Medication adherence is a pressing issue in the US healthcare market. Between 50 and 60 percent of all chronically ill patients have low medication adherence rates, the researchers reported. This issue causes nearly 125,000 deaths annually and costs the US millions in healthcare spending.

Medication non-adherence is an especially pressing issue for elderly patients, who take an average of seven medications daily and manage a litany of chronic diseases. It is often difficult for these patients to manage their pills, remember refills, or afford so many medications.

Health technologies such as medication reminders have proven beneficial for improving medication adherence rates, previous studies have indicated. But how do these technologies fare with an older crowd that may or may not understand and use technology?

Most older patients (78 percent) own a phone, although fewer own a smartphone, the researchers reported. Additionally, nearly all older patients who self-identify as technology savvy believe they should be able to digitally request pill refills.

The research team, hailing from Kaiser Permanente Southern California, set out to do just that for its Medicare population. The team created automated SMS text message reminders to target patients over age 65 who manage at least one chronic illness.

About 12,000 patients used the text messages, while 76,000 patients received regular care. Over the course of the three-month pilot, 505 patients dropped out of the intervention group.

On the whole, the researchers were pleasantly surprised by the effectiveness of the text message reminders. Medication refill rates – the metric by which Medicare measures medication adherence – went up 14 percent among text message users. This result was higher than the researchers’ predicted results of 5 to 7 percent improvement.
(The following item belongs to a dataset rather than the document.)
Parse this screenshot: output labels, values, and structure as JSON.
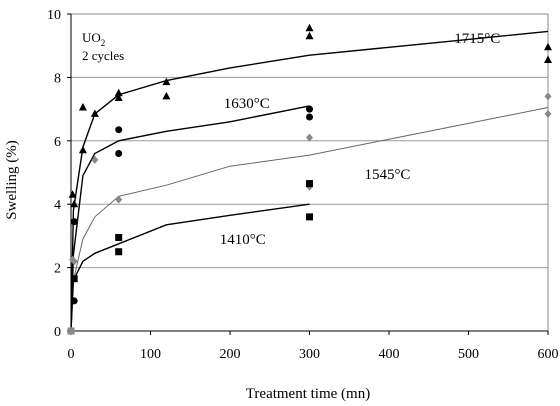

Patients tended to be swift in requesting medication refills following a text message alert, the researchers found. Forty-eight percent of patients requested refills after 24 hours, but many also requested refills within 2 hours of receiving a reminder (37 percent). On average, patients took eight hours to request a refill.

Patients reported moderate satisfaction with the tool. Most patients responded to messages neutrally, the researchers stated, but some expressed enthusiasm for the reminders.

The tool was also reportedly very usable, which potentially explains why the results were better than expected for an older population.

This study helps to disprove the misconception that older patients are not receptive to technology interventions for patient engagement. Many savvy, or at least comfortable, technology users are starting to age into the Medicare age bracket, meaning that providers cannot discount these tools among their older populations.

Going forward, the researchers plan on making some changes to the text messaging system. For example, the current intervention does not make considerations for the social determinants of health, a change the team intends on making soon.

The researchers plan to incorporate interventions that would account for rural dwellers, income and financial issues, or language and cultural barriers. The team likewise plans on altering the text messaging system for non-English-speakers and those with lower levels of health literacy.

These fixes may increase patient access to the tool, which the researchers concluded was an effective strategy for medication adherence.

“Findings suggest that partially adherent or nonadherent Medicare patients who receive interactive text message refill reminders have significantly higher medication refill rates compared to similar patients who do not receive text message refill reminders,” the researchers concluded.

“Results of the program include increased refill rates and high levels of patient engagement. These results should provide insights for developing similar models that represent an elevated standard of care within patient management.”